Asimismo, Philips denuncia que a los políticos y periodistas británicos les «aterroriza» hablar de la raza, con lo que dejan que el multiculturalismo se convierta en un «fraude» explotado por quienes se han hecho fuertes en la segregación. He aquí a un individuo de origen guyanés, un veterano laborista, un comisionado por la igualdad, diciendo la verdad sobre los multiculturalistas.

Los activistas que hacen campaña por la eliminación de estatuas quieren alterar radicalmente el perfil de la capital británica. El enfrentamiento parece darse entre unos censores violentos que acosan a todo el mundo, por un lado, y, por el otro, unos políticos cobardes y apaciguadores que se doblegan ante los vándalos. Los monumentos son una parte vital de una ciudad global; dan cuenta del lugar en la Historia de la ciudad. Sin ellos, sólo quedarían las paradas de autobús y los Burger Kings. Estos protestatarios parecen anhelar una Historia revisada y saneada. Si no lo entendemos rápidamente, si borramos nuestro pasado, como trató de hacer la URSS, les será más fácil generar una visión de nuestro futuro que no remita a nuestros valores. No nos dejarán más que esquirlas de nuestra historia y nuestra cultura.

Este movimiento de odio a Occidente –que, como todo, tiene una historia imperfecta– parece haberse iniciado en las universidades británicas. En Cambridge, profesores de literatura pidieron reemplazar a autores blancos por otros representativos de las minorías para descolonizar el currículum. El sindicato de estudiantes de la prestigiosa Escuela de Estudios Africanos y Orientales londinense demandó la eliminación de autores como Platón, Kant, Descartes y Hegel del plan de estudios porque «todos eran blancos»; como si el color de nuestra piel fuera el determinante único de nuestros pensamientos. En Manchester, unos estudiantes pintarrajearon un mural inspirado en el poema «Si» de Kipling.

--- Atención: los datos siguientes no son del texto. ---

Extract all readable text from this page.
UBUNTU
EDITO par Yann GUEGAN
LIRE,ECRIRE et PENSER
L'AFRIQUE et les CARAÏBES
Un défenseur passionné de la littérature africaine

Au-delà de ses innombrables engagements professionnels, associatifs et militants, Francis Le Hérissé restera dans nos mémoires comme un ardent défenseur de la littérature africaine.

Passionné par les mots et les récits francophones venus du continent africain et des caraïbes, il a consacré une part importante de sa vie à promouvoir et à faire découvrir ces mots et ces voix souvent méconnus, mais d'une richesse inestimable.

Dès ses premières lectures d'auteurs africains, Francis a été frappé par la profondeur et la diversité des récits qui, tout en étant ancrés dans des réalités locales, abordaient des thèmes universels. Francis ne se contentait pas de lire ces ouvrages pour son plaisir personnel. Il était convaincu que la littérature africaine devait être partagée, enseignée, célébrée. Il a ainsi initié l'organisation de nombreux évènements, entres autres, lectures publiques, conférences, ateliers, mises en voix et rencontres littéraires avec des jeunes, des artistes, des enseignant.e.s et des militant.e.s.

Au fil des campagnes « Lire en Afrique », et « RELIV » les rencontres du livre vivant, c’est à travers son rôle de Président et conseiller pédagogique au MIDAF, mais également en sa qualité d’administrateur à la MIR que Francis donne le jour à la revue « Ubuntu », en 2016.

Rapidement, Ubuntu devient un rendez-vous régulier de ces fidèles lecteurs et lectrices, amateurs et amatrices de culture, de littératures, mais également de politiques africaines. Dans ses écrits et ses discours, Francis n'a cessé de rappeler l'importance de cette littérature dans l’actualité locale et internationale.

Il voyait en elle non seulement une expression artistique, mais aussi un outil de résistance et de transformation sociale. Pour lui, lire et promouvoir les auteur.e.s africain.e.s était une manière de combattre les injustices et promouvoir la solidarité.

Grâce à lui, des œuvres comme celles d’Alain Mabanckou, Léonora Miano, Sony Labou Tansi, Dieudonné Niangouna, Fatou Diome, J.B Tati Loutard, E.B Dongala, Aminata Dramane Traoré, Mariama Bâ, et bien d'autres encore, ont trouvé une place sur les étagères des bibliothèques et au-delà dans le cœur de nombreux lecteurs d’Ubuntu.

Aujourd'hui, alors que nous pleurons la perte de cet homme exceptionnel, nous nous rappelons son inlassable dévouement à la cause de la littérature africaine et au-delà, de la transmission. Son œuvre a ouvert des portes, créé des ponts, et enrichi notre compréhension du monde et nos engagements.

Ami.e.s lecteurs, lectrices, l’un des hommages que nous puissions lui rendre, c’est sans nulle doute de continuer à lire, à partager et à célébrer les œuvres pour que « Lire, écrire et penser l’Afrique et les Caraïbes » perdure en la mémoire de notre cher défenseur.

Un estudioso del colonialismo, Nigel Biggar, ha afirmado que en las universidades británicas se ha vuelto a instalar un «clima de miedo». La Universidad de Liverpool acordó recientemente renombrar un edificio que rendía homenaje al primer ministro William Gladstone. En Oxford, la estatuta de Cecil Rhodes, filántropo y fundador de Rodesia (actual Zimbabue), corre el riesgo de ser la siguiente en la lista.

«Hay algo de hipocresía en que Oxford consiga dinero para que cada año cien becarios, una quinta parte de ellos procedentes de África, vengan aquí y luego decir que queremos arrojar la estatua de Rhodes… al Támesis», ha declarado Lord Patten, rector de la universidad. Patten sostiene que su opinión es la misma que «la expresada por Nelson Mandela en una ceremonia del Fideicomiso Rhodes en 2003» y que, pese a «los problemas asociados con el papel de Cecil Rhodes en la historia, si estaba bien para Mandela, está bien para mí». Pero no para los revisionistas.

Parece que se está rehaciendo la historia de Occidente para presentar toda la civilización occidental como un mero apartheid descomunal. Como si debiéramos deshacernos no sólo las estatuas sino de nosotros mismos. Pero una democracia exitosa no puede construirse sobre la eliminación del pasado.

La estatua de Churchill en Londres –que combatió al nazismo durante la Segunda Guerra Mundial y salvó a Europa de la barbarie– fue cubierta por las autoridades municipales durante las últimas protestas. Su eliminación visual evoca las estatuas desnudas de Roma tapadas para complacer al presidente iraní Hasán Ruhaní, o las desapariciones en las fotografías de aquellos que habían perdido el favor del Politburó en la URSS. Hay falsedad en el borrado de la historia propia. Puede que la historia de uno no sea perfecta, pero sigue siendo la historia de uno. Como ha escrito el historiador Victor Davis Hanson, un país «no tiene que ser perfecto para ser bueno». Sajar la parte desagradable no cambia los hechos; puede incluso ser reemplazada por una todavía más desagradable.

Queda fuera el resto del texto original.